37. A L'ÉLECTRICE MARIE-ANTONIE DE SAXE.
Potsdam, 7 février 1765.
Madame ma sœur,
Je ne saurais nier que la lettre de Votre Altesse Royale ne m'ait un peu embarrassé. Je connais l'ascendant, madame, que vous avez sur moi, et je sens que je ne pourrais me soutenir dans une négociation vis-à-vis d'elle. Cependant, puisque je me trouve dans un cas où il faut que je réponde, je suis obligé, madame, de me faire illusion à moi-même.

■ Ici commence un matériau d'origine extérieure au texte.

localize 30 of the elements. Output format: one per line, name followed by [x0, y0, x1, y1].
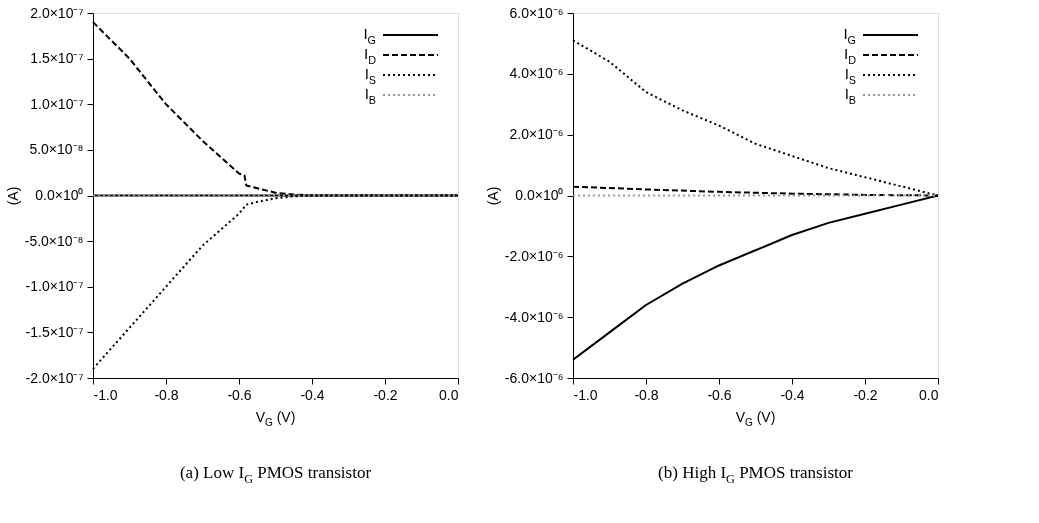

J'écarte de mon esprit l'image d'une princesse que j'estime et que je respecte, et je me représente que j'ai à traiter, par exemple, avec le vieux maréchal de Wackerbarth.a Or, dès ce moment, me voilà à mon aise, et c'est donc, madame, avec votre permission, à lui que j'adresse ma réponse.
Vous dites, monsieur le maréchal, que vous êtes étonné que je rappelle mon ministre de la cour de votre maître, avec lequel j'ai intention de vivre en amitié. Vous auriez raison de parler ainsi, si vous ne m'aviez pas offensé; mais, après avoir affronté mon ministre, est-il étonnant que je le rappelle, et voulez-vous que je l'expose à de nouvelles insultes? Il est parti le premier, direz-vous. La raison en est simple : on reçoit plus tôt des instructions quand elles n'ont que vingt-quatre milles à faire que quand on les attend de quatre-vingts ou de deux cents lieues. Vous dites, monsieur le maréchal, que les ministres du second ordre n'ont jamais disputé le pas au comte Brühl. Qui vous le dispute? Cela était simple : il était premier ministre d'un roi, et c'est un usage universel de céder à ceux qui occupent un pareil caractère. Mais les ministres de Saxe, mais ceux de Hanovre, du Palatin et de la Bavière, il est inouï qu'ils aient jamais fait de pareilles
a Le feld-maréchal saxon Auguste-Christophe comte de Wackerbarth était mort à Dresde le 14 août 1734, âgé de soixante-douze ans.